Sundrum is a Distinguished University Professor at the University of Maryland and the director of Maryland Center for Fundamental Physics.

==Biography==
Sundrum did his undergraduate studies at University of Sydney in Australia and received his Ph.D. from Yale University in 1990. He was one of two Alumni Centennial Professors in the Department of Physics and Astronomy of the Johns Hopkins University. He was elected a Fellow of the American Physical Society in 2003 "for his discoveries in supergravity and in theories of extra dimensions, and for applications to testable models of fundamental physics".
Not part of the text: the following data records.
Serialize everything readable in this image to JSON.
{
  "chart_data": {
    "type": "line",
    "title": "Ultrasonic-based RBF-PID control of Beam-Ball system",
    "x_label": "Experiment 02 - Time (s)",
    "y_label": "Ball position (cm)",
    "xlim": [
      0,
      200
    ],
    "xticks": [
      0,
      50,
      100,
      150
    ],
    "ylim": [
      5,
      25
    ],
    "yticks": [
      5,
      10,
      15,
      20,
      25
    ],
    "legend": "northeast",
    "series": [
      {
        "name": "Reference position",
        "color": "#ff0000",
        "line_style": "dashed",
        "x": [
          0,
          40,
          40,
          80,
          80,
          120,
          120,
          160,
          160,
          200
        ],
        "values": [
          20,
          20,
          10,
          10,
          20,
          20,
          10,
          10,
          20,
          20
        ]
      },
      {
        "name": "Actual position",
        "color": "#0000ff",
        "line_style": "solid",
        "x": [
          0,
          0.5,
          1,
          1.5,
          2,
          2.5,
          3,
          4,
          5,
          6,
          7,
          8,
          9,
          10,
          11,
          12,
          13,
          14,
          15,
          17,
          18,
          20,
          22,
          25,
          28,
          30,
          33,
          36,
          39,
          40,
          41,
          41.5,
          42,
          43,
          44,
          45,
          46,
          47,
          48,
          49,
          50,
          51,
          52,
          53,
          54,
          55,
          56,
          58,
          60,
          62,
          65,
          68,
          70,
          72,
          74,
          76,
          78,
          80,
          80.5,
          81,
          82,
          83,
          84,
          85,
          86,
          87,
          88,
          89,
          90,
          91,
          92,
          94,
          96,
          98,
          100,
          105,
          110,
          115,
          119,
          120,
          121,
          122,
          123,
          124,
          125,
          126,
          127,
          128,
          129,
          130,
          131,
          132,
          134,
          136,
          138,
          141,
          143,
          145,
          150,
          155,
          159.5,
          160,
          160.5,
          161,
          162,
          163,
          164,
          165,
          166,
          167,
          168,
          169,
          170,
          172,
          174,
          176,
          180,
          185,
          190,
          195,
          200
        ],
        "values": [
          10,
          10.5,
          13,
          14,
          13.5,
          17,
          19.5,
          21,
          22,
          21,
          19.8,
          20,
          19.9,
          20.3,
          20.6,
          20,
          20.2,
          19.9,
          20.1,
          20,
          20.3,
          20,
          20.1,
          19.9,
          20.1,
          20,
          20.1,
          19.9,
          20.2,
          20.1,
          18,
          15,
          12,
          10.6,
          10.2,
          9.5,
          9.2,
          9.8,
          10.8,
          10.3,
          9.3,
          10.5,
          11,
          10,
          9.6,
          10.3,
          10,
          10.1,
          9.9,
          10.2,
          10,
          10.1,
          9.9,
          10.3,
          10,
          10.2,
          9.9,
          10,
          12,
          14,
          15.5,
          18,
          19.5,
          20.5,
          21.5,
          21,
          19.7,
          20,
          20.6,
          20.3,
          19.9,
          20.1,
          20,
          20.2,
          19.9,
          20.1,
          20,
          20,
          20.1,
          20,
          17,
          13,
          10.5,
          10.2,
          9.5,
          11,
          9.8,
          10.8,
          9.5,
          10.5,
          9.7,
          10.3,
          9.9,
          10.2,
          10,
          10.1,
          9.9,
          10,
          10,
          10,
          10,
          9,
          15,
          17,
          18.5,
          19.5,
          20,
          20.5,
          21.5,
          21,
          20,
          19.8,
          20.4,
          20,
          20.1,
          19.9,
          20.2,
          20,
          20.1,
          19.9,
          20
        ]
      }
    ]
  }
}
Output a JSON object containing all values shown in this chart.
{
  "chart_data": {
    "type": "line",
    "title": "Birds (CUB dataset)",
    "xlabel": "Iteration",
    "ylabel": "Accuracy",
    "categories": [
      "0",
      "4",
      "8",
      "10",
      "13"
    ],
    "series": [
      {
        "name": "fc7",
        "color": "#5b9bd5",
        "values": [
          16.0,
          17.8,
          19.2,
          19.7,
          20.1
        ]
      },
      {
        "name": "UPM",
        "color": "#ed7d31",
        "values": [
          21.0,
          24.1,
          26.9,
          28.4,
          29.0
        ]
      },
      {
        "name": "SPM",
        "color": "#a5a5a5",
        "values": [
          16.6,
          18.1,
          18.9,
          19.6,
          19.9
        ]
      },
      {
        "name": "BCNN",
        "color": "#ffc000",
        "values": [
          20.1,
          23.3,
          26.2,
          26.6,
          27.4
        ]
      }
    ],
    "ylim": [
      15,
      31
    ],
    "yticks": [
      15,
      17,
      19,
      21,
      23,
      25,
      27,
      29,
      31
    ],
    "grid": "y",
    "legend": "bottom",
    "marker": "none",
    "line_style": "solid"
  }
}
In 2010, Sundrum left Johns Hopkins and moved to the University of Maryland. His research is in theoretical particle physics and focuses on theoretical mechanisms and observable implications of extra spacetime dimensions, supersymmetry, and strongly coupled dynamics.

According to Scientific American, he was considering leaving physics for finance, when his future collaborator Lisa Randall called to propose working together on membranes, or "branes" as they are known. Branes are domains or swaths of several spatial dimensions within a higher-dimensional space. The fruits of that collaboration were papers known as RS-1 and RS-2.

==Honors and awards==
- 2019: J. J. Sakurai Prize for Theoretical Particle Physics from the American Physical Society "For creative contributions to physics beyond the Standard Model, in particular the discovery that warped extra dimensions of space can solve the hierarchy puzzle, which has had a tremendous impact on searches at the Large Hadron Collider."